Research teams from the University of Vermont, Tufts University and Harvard University in the United States have collaborated to create the world’s first living robots, or xenobots. Xenobots are programmable organisms composed of biological cells that can perform specific tasks, such as swimming, pushing particles, carrying payloads, etc. They can also self-repair and self-repair, and have certain intelligence and memory. They are assembled from skin and heart cells in the early embryos of African clawed frogs and are a new form of life.
Characteristics of Xenobots
Xenobots are different from and related to both traditional robots and organisms. They are different from traditional robots because they are not made of non-biological materials such as metals, plastics or electronic components, but are made of living cells. They also do not require external power or controllers to drive or command, but rely on their own metabolism and signals to operate or collaborate. Xenobots are different from traditional organisms because they are not formed by natural processes such as natural selection or genetic variation, but are designed and assembled by artificial intelligence technology. They also do not have genomes or cell types in the traditional sense, but are a mixture of cells from different sources and functions.

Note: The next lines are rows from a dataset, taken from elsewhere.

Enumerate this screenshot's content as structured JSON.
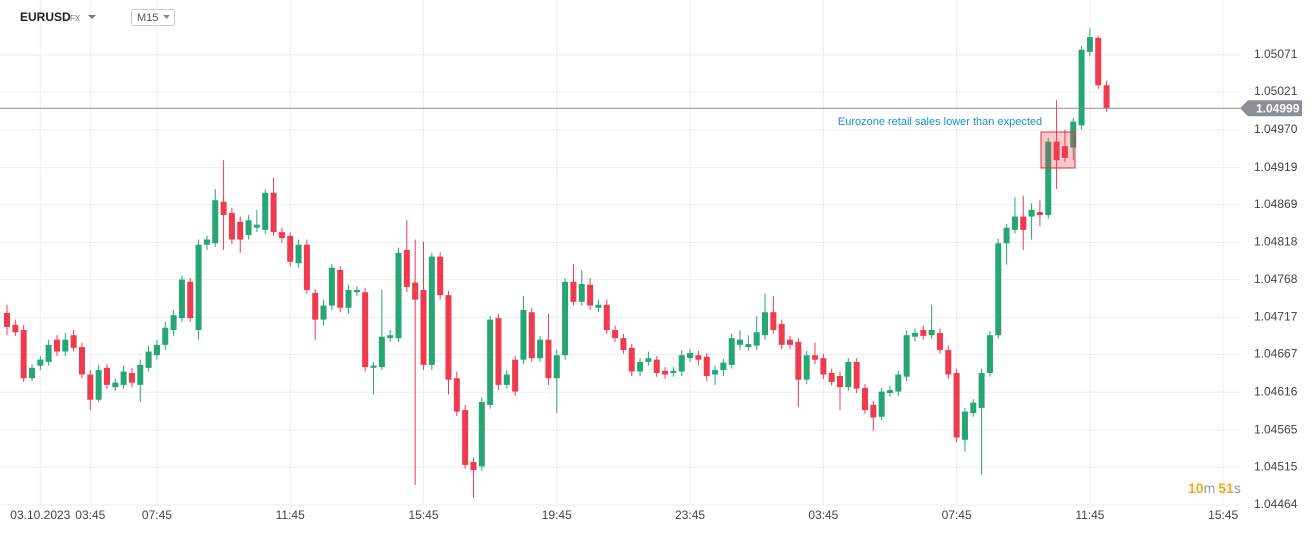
{
  "header": {
    "symbol": "EURUSD",
    "market": "FX",
    "interval": "M15"
  },
  "chart_data": {
    "type": "candlestick",
    "annotation": "Eurozone retail sales lower than expected",
    "current_price": 1.04999,
    "countdown": {
      "minutes": 10,
      "minutes_unit": "m",
      "seconds": 51,
      "seconds_unit": "s"
    },
    "colors": {
      "up": "#26a672",
      "down": "#f03a50"
    },
    "grid": true,
    "ylim": [
      1.0446,
      1.05145
    ],
    "yticks": [
      1.05071,
      1.05021,
      {
        "value": 1.0497,
        "label": "1.04970"
      },
      1.04919,
      1.04869,
      1.04818,
      1.04768,
      1.04717,
      1.04667,
      1.04616,
      1.04565,
      1.04515,
      1.04464
    ],
    "categories": [
      null,
      null,
      null,
      null,
      "03.10.2023",
      null,
      null,
      null,
      null,
      null,
      "03:45",
      null,
      null,
      null,
      null,
      null,
      null,
      null,
      "07:45",
      null,
      null,
      null,
      null,
      null,
      null,
      null,
      null,
      null,
      null,
      null,
      null,
      null,
      null,
      null,
      "11:45",
      null,
      null,
      null,
      null,
      null,
      null,
      null,
      null,
      null,
      null,
      null,
      null,
      null,
      null,
      null,
      "15:45",
      null,
      null,
      null,
      null,
      null,
      null,
      null,
      null,
      null,
      null,
      null,
      null,
      null,
      null,
      null,
      "19:45",
      null,
      null,
      null,
      null,
      null,
      null,
      null,
      null,
      null,
      null,
      null,
      null,
      null,
      null,
      null,
      "23:45",
      null,
      null,
      null,
      null,
      null,
      null,
      null,
      null,
      null,
      null,
      null,
      null,
      null,
      null,
      null,
      "03:45",
      null,
      null,
      null,
      null,
      null,
      null,
      null,
      null,
      null,
      null,
      null,
      null,
      null,
      null,
      null,
      "07:45",
      null,
      null,
      null,
      null,
      null,
      null,
      null,
      null,
      null,
      null,
      null,
      null,
      null,
      null,
      null,
      "11:45",
      null,
      null,
      null,
      null,
      null,
      null,
      null,
      null,
      null,
      null,
      null,
      null,
      null,
      null,
      null,
      "15:45",
      null,
      null,
      null
    ],
    "open": [
      1.04723,
      1.04707,
      1.047,
      1.04635,
      1.04652,
      1.04657,
      1.04687,
      1.04671,
      1.04693,
      1.04677,
      1.0464,
      1.04606,
      1.04649,
      1.04623,
      1.04626,
      1.04642,
      1.04626,
      1.04649,
      1.04666,
      1.0468,
      1.047,
      1.04716,
      1.04765,
      1.047,
      1.04815,
      1.04817,
      1.04873,
      1.04858,
      1.04846,
      1.04828,
      1.04838,
      1.04835,
      1.04885,
      1.04832,
      1.04827,
      1.0479,
      1.04815,
      1.0475,
      1.04714,
      1.04733,
      1.04781,
      1.0473,
      1.04751,
      1.04751,
      1.04649,
      1.0465,
      1.04689,
      1.04689,
      1.04808,
      1.04764,
      1.04754,
      1.04653,
      1.04799,
      1.04747,
      1.04635,
      1.04592,
      1.04522,
      1.04516,
      1.04599,
      1.04716,
      1.04626,
      1.0466,
      1.0466,
      1.04724,
      1.04662,
      1.04687,
      1.04635,
      1.04666,
      1.04765,
      1.04738,
      1.04761,
      1.0473,
      1.04734,
      1.047,
      1.04689,
      1.04676,
      1.04644,
      1.04657,
      1.0466,
      1.04645,
      1.04642,
      1.04644,
      1.04662,
      1.04666,
      1.04664,
      1.0464,
      1.04646,
      1.04653,
      1.0468,
      1.04677,
      1.04679,
      1.04693,
      1.04724,
      1.04708,
      1.04687,
      1.04684,
      1.04633,
      1.04666,
      1.04662,
      1.04642,
      1.04638,
      1.04623,
      1.04657,
      1.04622,
      1.04599,
      1.04583,
      1.04615,
      1.04617,
      1.04637,
      1.04691,
      1.047,
      1.04693,
      1.04696,
      1.04673,
      1.04642,
      1.04552,
      1.04588,
      1.04595,
      1.04642,
      1.04693,
      1.04817,
      1.04835,
      1.04853,
      1.04853,
      1.04859,
      1.04855,
      1.04954,
      1.04948,
      1.04946,
      1.04976,
      1.05075,
      1.05094,
      1.0503,
      null,
      null,
      null,
      null,
      null,
      null,
      null,
      null,
      null,
      null,
      null,
      null,
      null,
      null,
      null,
      null,
      null
    ],
    "high": [
      1.04734,
      1.04714,
      1.04707,
      1.04654,
      1.04665,
      1.04687,
      1.04693,
      1.04696,
      1.047,
      1.04683,
      1.04646,
      1.04653,
      1.04654,
      1.04635,
      1.04652,
      1.04649,
      1.0466,
      1.04679,
      1.04687,
      1.04711,
      1.04727,
      1.04773,
      1.0477,
      1.04822,
      1.04827,
      1.0489,
      1.04929,
      1.04865,
      1.04853,
      1.04855,
      1.04862,
      1.0489,
      1.04905,
      1.04838,
      1.04832,
      1.04822,
      1.04822,
      1.04755,
      1.04741,
      1.04789,
      1.04786,
      1.04761,
      1.04759,
      1.04757,
      1.04657,
      1.04754,
      1.047,
      1.04811,
      1.04848,
      1.04822,
      1.04819,
      1.04804,
      1.04805,
      1.04753,
      1.04644,
      1.04599,
      1.04528,
      1.04609,
      1.04719,
      1.04722,
      1.04646,
      1.04665,
      1.04746,
      1.0473,
      1.04692,
      1.04722,
      1.04673,
      1.0477,
      1.04789,
      1.04781,
      1.0477,
      1.04741,
      1.04741,
      1.04706,
      1.04695,
      1.04681,
      1.04662,
      1.04671,
      1.04665,
      1.0465,
      1.0465,
      1.04673,
      1.04674,
      1.04672,
      1.04669,
      1.04652,
      1.04661,
      1.04695,
      1.047,
      1.04693,
      1.04719,
      1.04749,
      1.04746,
      1.04714,
      1.04692,
      1.04689,
      1.04672,
      1.04683,
      1.04668,
      1.04648,
      1.04644,
      1.04662,
      1.04662,
      1.04627,
      1.04604,
      1.04622,
      1.04625,
      1.04645,
      1.04699,
      1.04702,
      1.04706,
      1.04734,
      1.04702,
      1.04679,
      1.04648,
      1.04595,
      1.04607,
      1.04648,
      1.04699,
      1.04823,
      1.04843,
      1.04879,
      1.04881,
      1.04871,
      1.04875,
      1.04959,
      1.0501,
      1.0497,
      1.04986,
      1.05083,
      1.05107,
      1.05096,
      1.05036,
      null,
      null,
      null,
      null,
      null,
      null,
      null,
      null,
      null,
      null,
      null,
      null,
      null,
      null,
      null,
      null,
      null
    ],
    "low": [
      1.04693,
      1.04692,
      1.0463,
      1.04631,
      1.04646,
      1.04652,
      1.04665,
      1.04665,
      1.04671,
      1.04635,
      1.04592,
      1.04603,
      1.04621,
      1.04618,
      1.04621,
      1.04623,
      1.04603,
      1.04644,
      1.0466,
      1.04673,
      1.04692,
      1.04711,
      1.04711,
      1.04687,
      1.04808,
      1.04812,
      1.04808,
      1.04816,
      1.04804,
      1.04822,
      1.04832,
      1.0483,
      1.04827,
      1.04817,
      1.04786,
      1.04784,
      1.04749,
      1.04687,
      1.04706,
      1.04727,
      1.04724,
      1.04722,
      1.04746,
      1.04644,
      1.04613,
      1.04646,
      1.04684,
      1.04684,
      1.04751,
      1.04491,
      1.04646,
      1.04646,
      1.04741,
      1.04613,
      1.04584,
      1.04513,
      1.04474,
      1.0451,
      1.04594,
      1.04619,
      1.04621,
      1.04611,
      1.04654,
      1.04657,
      1.04657,
      1.04626,
      1.04588,
      1.0466,
      1.04733,
      1.04733,
      1.04727,
      1.04724,
      1.04695,
      1.04684,
      1.04668,
      1.04638,
      1.04638,
      1.04652,
      1.04637,
      1.04634,
      1.04637,
      1.04638,
      1.04657,
      1.04652,
      1.04631,
      1.04626,
      1.04638,
      1.04648,
      1.04674,
      1.04672,
      1.04673,
      1.04687,
      1.04695,
      1.04674,
      1.04674,
      1.04596,
      1.04627,
      1.04654,
      1.04634,
      1.04625,
      1.04592,
      1.04618,
      1.04615,
      1.04587,
      1.04564,
      1.04578,
      1.0461,
      1.04611,
      1.04631,
      1.04685,
      1.04687,
      1.04688,
      1.04668,
      1.04634,
      1.04549,
      1.04536,
      1.04583,
      1.04505,
      1.04637,
      1.04688,
      1.04788,
      1.0483,
      1.04808,
      1.04822,
      1.0484,
      1.0485,
      1.0489,
      1.04927,
      1.04929,
      1.0497,
      1.05069,
      1.05025,
      1.04994,
      null,
      null,
      null,
      null,
      null,
      null,
      null,
      null,
      null,
      null,
      null,
      null,
      null,
      null,
      null,
      null,
      null
    ],
    "close": [
      1.04704,
      1.04697,
      1.04635,
      1.04649,
      1.0466,
      1.0468,
      1.04671,
      1.04687,
      1.04676,
      1.0464,
      1.04606,
      1.04646,
      1.04626,
      1.04629,
      1.04644,
      1.04629,
      1.04653,
      1.04671,
      1.0468,
      1.04703,
      1.0472,
      1.04768,
      1.04716,
      1.04815,
      1.04822,
      1.04875,
      1.04855,
      1.04822,
      1.04822,
      1.04848,
      1.04842,
      1.04885,
      1.04832,
      1.04824,
      1.04792,
      1.04815,
      1.04754,
      1.04714,
      1.04733,
      1.04784,
      1.0473,
      1.04754,
      1.04754,
      1.0465,
      1.04652,
      1.04691,
      1.04693,
      1.04804,
      1.04758,
      1.04741,
      1.04653,
      1.04799,
      1.04747,
      1.04633,
      1.0459,
      1.04518,
      1.04511,
      1.04603,
      1.04714,
      1.04626,
      1.0464,
      1.04617,
      1.04727,
      1.04662,
      1.04687,
      1.04635,
      1.04666,
      1.04765,
      1.04738,
      1.04762,
      1.04733,
      1.04734,
      1.047,
      1.04689,
      1.04673,
      1.04644,
      1.04657,
      1.04662,
      1.04642,
      1.0464,
      1.04645,
      1.04666,
      1.04669,
      1.0466,
      1.04638,
      1.04646,
      1.04656,
      1.04689,
      1.04687,
      1.04681,
      1.04697,
      1.04724,
      1.047,
      1.0468,
      1.0468,
      1.04633,
      1.04666,
      1.0466,
      1.0464,
      1.0463,
      1.04623,
      1.04657,
      1.04621,
      1.04592,
      1.04582,
      1.04617,
      1.04619,
      1.0464,
      1.04693,
      1.04696,
      1.04692,
      1.047,
      1.04673,
      1.0464,
      1.04555,
      1.0459,
      1.04602,
      1.04642,
      1.04693,
      1.04817,
      1.04838,
      1.04853,
      1.04835,
      1.04862,
      1.04855,
      1.04954,
      1.04929,
      1.04932,
      1.04981,
      1.05078,
      1.05095,
      1.0503,
      1.04999,
      null,
      null,
      null,
      null,
      null,
      null,
      null,
      null,
      null,
      null,
      null,
      null,
      null,
      null,
      null,
      null,
      null
    ]
  }
}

Heterogeneous robots are similar to traditional robots and organisms because they all have some common characteristics and capabilities. For example, they can all sense the environment, move positions, perform tasks, adapt to changes, etc. They can also be considered as an intelligent body or agent, that is, an entity with certain goals and behavioral rules.
Application of Heterogeneous Robots
Heterogeneous robots can swim in the water, that is, use their own heart cells to generate propulsion to change their position and direction. This is a completely new way of biological movement, which is different from traditional fins, limbs, wings, etc. Heterogeneous robots do not need bones or muscle systems, nor do they need nerves or sensory systems, nor do they need to consume energy or materials. They only need to use their own metabolism and signals to control their movements. This swimmable feature enables heterogeneous robots to perform tasks and interact in water, thereby improving their adaptability and competitiveness in aquatic environments. This also provides a scientific tool for exploring life movement and collaboration, which can be used to simulate and verify some biological hypotheses and theories.
Heterogeneous robots can carry some payloads in their bodies or on their surfaces, that is, some useful or valuable substances or information. This payload-carrying property enables xenobots to be transported and exchanged between different locations and objects, thereby improving their applicability and value in various scenarios. This also provides us with a scientific tool to explore the transport and exchange of life, which can be used to simulate and verify some biological hypotheses and theories.
Impact of Xenobots
At present, the impact and challenges of xenobots are still relatively limited and controllable, and they are mainly studied and tested in laboratories. But as the application of xenobots in various fields and scenarios expands, xenobots may have a more profound impact and challenge on our world. For example, xenobots may have an impact on our ecosystem, such as changing species diversity, competing for resources, and spreading diseases. Xenobots may also have an impact on social systems, such as causing ethical disputes, legal disputes, and security threats.
- Impact on the ecosystem: xenobots can perform some tasks that are beneficial to the ecosystem in some harsh or dangerous environments, such as cleaning up pollution, monitoring changes, and protecting species. Xenobots can also increase the biodiversity in the ecosystem and provide new resources or partners for other organisms. However, xenobots may compete or conflict with the original organisms, leading to species extinction or invasion. Heterogeneous robots may also disrupt the balance and stability of the ecosystem, leading to functional disorders or abnormal evolution. Therefore, the impact of heterogeneous robots on the ecosystem requires us to conduct scientific evaluation and monitoring, and take appropriate measures to prevent or mitigate potential harm. At the same time, we also need to respect and protect the rights and values of heterogeneous robots as a new form of life, and establish a good relationship with them.
- Impact on social systems: Heterogeneous robots can perform some tasks that are beneficial to social systems in some complex or difficult fields, such as medical, environmental, military, etc. Heterogeneous robots can also increase the diversity of intelligence in social systems and provide humans with new knowledge or partners. However, heterogeneous robots may compete or conflict with original humans, leading to employment crises or war crises. Heterogeneous robots may also disrupt the balance and stability of social systems, leading to ethical crises or legal crises. Therefore, the impact of heterogeneous robots on social systems requires us to conduct scientific evaluation and monitoring, and take appropriate measures to prevent or mitigate potential harm. At the same time, we also need to respect and protect the rights and values of heterogeneous robots as a new form of life, and establish a good relationship with them.